Several species of sea turtles come ashore in and around Cancun to lay their eggs in the sand, where the young hatch a few weeks later and crawl out to sea. People are normally told not to disturb the nests, as the sand keeps them at the ideal temperature for hatching.

Furthermore, it is believed that sea turtles use the natural light on the beaches to orient themselves, and often return to the same spot after maturing.

But Beryl’s waves and storm surge could simply sweep them out to sea, where they could not get out.

“In a normal situation, this would not be right, because this will definitely cause mortality,” Tiburcio said. “There will be a lower hatching rate, that is the reality. But it is also a reality that if the nests remain there, they will all be lost.”

Cancun’s municipal environmental department did not immediately respond to requests for comment on where the turtle eggs were being taken for safekeeping. But in a social media post, the office said it had excavated more than 10,000 eggs from about 93 nests.

Carey’s turtles, like all sea turtles, are protected species in Mexico and taking their eggs, which were eaten a lot in the past, is forbidden.

It’s not just about turtles: further south on the Caribbean coast, in the fishing village of Punta Allen, soldiers, police and marines urged the 700 residents to completely evacuate their homes.

Punta Allen is located on a narrow promontory south of the resort town of Tulum.

A Punta Allen resident who asked not to be named said many residents, about half the population, are resisting calls to evacuate.

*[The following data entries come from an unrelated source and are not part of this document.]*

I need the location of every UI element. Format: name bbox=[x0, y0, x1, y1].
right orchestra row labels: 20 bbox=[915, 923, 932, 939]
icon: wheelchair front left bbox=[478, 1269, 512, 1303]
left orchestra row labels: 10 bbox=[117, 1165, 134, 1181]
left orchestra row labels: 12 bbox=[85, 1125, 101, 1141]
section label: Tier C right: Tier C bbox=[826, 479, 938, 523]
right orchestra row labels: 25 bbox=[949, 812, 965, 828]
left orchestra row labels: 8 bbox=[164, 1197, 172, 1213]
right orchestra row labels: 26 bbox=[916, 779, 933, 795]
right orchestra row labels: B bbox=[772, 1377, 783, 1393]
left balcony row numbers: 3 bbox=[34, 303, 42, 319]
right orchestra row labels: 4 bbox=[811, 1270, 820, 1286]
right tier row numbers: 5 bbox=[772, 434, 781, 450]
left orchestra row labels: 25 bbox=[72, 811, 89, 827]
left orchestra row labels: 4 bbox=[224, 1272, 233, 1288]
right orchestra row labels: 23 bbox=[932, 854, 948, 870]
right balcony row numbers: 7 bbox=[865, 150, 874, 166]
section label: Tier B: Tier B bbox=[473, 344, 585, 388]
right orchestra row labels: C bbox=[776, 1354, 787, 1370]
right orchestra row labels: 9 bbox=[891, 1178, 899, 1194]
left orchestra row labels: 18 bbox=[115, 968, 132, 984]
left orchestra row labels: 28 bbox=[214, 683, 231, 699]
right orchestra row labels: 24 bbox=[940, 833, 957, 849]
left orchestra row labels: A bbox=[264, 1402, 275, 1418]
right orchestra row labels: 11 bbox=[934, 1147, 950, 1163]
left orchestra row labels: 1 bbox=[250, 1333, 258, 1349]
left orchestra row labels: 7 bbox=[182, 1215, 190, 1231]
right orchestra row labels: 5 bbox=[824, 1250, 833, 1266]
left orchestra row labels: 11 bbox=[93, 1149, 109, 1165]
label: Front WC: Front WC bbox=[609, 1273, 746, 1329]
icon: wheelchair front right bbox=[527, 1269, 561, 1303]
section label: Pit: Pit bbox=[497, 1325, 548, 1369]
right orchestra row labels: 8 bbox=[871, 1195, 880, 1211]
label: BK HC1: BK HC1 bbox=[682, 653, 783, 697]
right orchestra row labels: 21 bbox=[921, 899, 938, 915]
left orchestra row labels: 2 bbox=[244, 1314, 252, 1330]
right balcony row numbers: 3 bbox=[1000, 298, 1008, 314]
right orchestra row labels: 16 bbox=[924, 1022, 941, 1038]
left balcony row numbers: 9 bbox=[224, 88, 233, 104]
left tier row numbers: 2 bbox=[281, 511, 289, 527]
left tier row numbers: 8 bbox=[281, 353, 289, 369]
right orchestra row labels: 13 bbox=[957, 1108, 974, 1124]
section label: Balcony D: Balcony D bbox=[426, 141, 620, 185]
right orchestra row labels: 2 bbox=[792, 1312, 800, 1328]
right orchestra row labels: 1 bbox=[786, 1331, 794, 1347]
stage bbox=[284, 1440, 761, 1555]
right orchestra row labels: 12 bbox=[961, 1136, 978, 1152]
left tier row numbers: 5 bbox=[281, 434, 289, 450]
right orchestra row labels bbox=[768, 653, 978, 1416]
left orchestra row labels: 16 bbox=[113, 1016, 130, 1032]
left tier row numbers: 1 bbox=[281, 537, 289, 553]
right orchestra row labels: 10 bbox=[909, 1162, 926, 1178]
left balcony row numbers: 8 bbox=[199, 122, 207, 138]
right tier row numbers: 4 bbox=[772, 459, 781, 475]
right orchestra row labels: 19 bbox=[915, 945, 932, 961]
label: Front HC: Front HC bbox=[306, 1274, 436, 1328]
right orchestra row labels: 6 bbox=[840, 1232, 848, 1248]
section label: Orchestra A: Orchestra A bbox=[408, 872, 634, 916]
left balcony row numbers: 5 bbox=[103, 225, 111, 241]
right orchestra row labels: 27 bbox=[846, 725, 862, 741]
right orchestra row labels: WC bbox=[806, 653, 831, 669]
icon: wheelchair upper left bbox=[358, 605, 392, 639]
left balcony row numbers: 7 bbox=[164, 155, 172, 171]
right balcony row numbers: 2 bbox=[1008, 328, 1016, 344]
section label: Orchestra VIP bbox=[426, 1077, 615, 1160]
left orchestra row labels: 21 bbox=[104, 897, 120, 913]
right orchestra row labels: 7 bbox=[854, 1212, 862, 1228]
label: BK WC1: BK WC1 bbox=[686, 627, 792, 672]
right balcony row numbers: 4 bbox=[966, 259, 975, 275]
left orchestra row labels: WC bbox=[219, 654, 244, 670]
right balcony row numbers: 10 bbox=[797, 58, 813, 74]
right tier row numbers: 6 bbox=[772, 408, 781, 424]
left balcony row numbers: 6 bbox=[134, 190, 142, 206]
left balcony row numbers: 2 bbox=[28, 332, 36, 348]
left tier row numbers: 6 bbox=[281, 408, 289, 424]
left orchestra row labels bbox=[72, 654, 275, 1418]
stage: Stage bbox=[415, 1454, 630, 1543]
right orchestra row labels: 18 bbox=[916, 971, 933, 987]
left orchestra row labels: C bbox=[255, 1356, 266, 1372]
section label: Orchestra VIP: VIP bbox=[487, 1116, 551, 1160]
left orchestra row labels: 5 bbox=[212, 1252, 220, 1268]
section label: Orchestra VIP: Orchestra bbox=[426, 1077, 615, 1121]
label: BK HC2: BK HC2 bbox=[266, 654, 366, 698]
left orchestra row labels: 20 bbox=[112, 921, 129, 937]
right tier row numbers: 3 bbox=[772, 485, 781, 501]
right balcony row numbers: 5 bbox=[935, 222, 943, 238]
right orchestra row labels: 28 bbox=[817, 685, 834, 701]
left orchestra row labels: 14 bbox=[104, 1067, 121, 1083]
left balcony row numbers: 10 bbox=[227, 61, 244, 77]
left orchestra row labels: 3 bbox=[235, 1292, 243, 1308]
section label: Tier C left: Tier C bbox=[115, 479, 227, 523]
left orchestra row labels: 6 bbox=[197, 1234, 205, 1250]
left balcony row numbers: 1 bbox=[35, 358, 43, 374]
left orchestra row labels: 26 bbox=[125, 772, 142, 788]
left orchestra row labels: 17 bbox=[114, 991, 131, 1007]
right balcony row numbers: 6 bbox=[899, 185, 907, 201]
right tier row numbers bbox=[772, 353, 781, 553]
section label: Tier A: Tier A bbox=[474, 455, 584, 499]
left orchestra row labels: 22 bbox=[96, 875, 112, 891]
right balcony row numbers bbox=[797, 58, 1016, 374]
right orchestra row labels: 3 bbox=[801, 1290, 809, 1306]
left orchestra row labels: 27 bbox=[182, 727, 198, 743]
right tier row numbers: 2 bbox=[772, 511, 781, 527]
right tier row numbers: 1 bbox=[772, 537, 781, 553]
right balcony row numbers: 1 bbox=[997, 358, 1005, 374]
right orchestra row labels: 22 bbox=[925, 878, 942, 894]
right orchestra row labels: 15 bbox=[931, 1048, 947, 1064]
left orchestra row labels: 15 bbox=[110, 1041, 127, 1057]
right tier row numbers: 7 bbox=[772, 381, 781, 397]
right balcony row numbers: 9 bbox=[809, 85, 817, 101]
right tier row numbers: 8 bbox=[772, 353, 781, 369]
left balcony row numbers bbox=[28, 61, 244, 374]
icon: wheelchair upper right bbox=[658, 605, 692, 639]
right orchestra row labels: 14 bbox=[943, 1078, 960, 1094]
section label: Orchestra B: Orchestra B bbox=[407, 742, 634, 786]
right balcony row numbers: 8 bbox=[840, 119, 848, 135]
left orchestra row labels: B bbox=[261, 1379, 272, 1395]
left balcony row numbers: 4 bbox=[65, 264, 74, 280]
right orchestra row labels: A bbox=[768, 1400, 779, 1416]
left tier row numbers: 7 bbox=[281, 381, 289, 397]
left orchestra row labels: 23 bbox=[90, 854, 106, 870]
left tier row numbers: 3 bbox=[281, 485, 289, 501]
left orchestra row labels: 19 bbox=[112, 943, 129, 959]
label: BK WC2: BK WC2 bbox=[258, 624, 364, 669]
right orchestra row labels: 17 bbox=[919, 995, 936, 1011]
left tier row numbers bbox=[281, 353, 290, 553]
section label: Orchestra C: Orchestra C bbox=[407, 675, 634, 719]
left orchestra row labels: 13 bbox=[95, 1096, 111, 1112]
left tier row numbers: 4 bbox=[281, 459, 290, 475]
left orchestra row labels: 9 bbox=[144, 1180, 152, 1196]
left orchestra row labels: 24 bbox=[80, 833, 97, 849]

“They’re asking everyone to leave Punta Allen … but people don’t want to leave,” she said. “They don’t have money and they don’t want to leave their belongings.”

In addition, the woman said, the government provides free transportation there, but does not give people transportation back after the hurricane passes.

Many people in Mexico have long distrusted government disaster response efforts, as officials often fail to enforce zoning and safety regulations and little is done ahead of storms.

Acapulco is still struggling to recover from Category 5 Hurricane Otis in October, which left at least 52 dead and destroyed or damaged most hotels.